Does Microsoft Blackmail Sub-notebooks Vendors?

Posted in GNU/Linux, Hardware, Law, Microsoft at 8:37 am by Dr. Roy Schestowitz

Head target

Summary: Newer evidence suggests that Microsoft abuses its monopoly and Groklaw opines that regulators must intervene

IN WHAT seems like a bit of a surprise, Groklaw claims to have found “The Smoking Gun” regarding “Linux on Netbooks”. This is actually old news to many Web sites (we covered it in [1, 2]), but for the purpose of documenting Microsoft’s behind-the-scenes tactics, this may prove crucial. Pamela Jones believes that there is ground for antitrust action here.

Is there no regulatory body that can get Microsoft’s fat fanny off of Linux so it can get some air? Instead the DOJ are investigating *Google*? What Microsoft is reportedly doing is a pimple on the antitrust regulators’ noses. We see it. Why can’t you? Where are you? Please don’t wait until Linux is totally crushed.

Let us customers choose what we prefer from a fair and even playing field, please. I’d like to buy the products that are being squashed. A lot of us would like to. And we are not being allowed to get the products that we desire. I don’t want Microsoft software. I’d like a choice. And I shouldn’t have to buy a netbook with Microsoft on it and install Linux myself. I will, but I should not have to.

Groklaw does remark on the “Better with Windows” marketing blitz, so by the way, for those who still believe that ASUS recommends Windows, see this. It must be an old endorsement scam. This too falls under “deceptive marketing” clauses and should be investigated by the likes of the ASA.

In addition to all this, as we showed before, Microsoft is now strong-arming OEMs so that they artificially cripple the hardware they offer to all buyers (GNU/Linux users included). This is brutal, and this is why many OEMs desperately try to escape a dependency on Microsoft. There may be another violation of laws here — collusion (price-fixing) that Intel and Microsoft are said to be responsible for. But Microsoft does not quite stop there. Oh, no it doesn’t. Check out this new report from The Register.

Microsoft forbids changes to Windows 7 netbook wallpaper

Netbook users running Windows 7 Starter Edition better learn to enjoy Microsoft’s default desktop background, because that’s all they’re getting.

Windows 7 Starter Edition not only blocks end-users from swapping the original Windows-provided wallpaper, colors, and sound schemes – OEMs and partners aren’t allowed into the personalization options either.

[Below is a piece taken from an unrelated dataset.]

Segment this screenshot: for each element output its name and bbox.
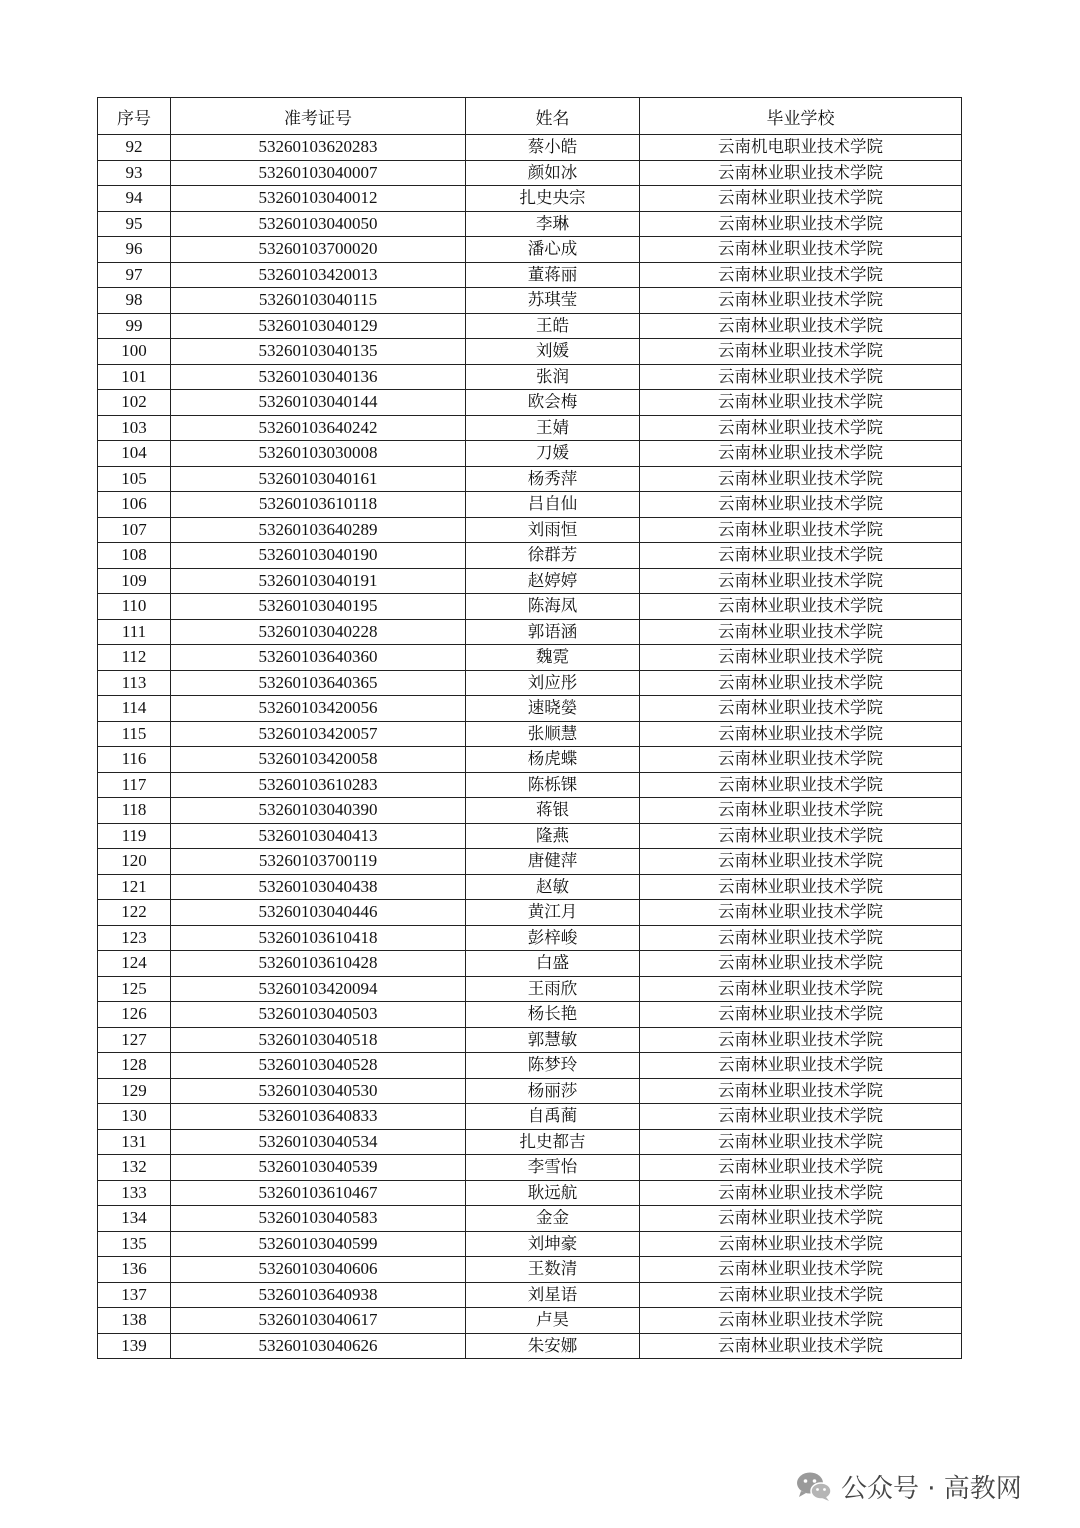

Microsoft’s fierce control goes further than just hardware. The predatory rules are also telling OEMs what wallpapers they are allowed to use (how to deliver their products that they already paid for), just as in the old days Microsoft used contracts to tell them what they can and cannot install. These tactics were notably used to exclude Netscape, among other competitors. Even the arrangement of icons was restricted and policed by Microsoft.

Those who are bothered by flagrant disregard for the law may wish to report this (I too will post a complaint). As very recent history teaches us, regulators rarely do their job unless they are pressured to do so. And even then, they remain lazy and susceptible to lulling. Who can ever regulate the regulators?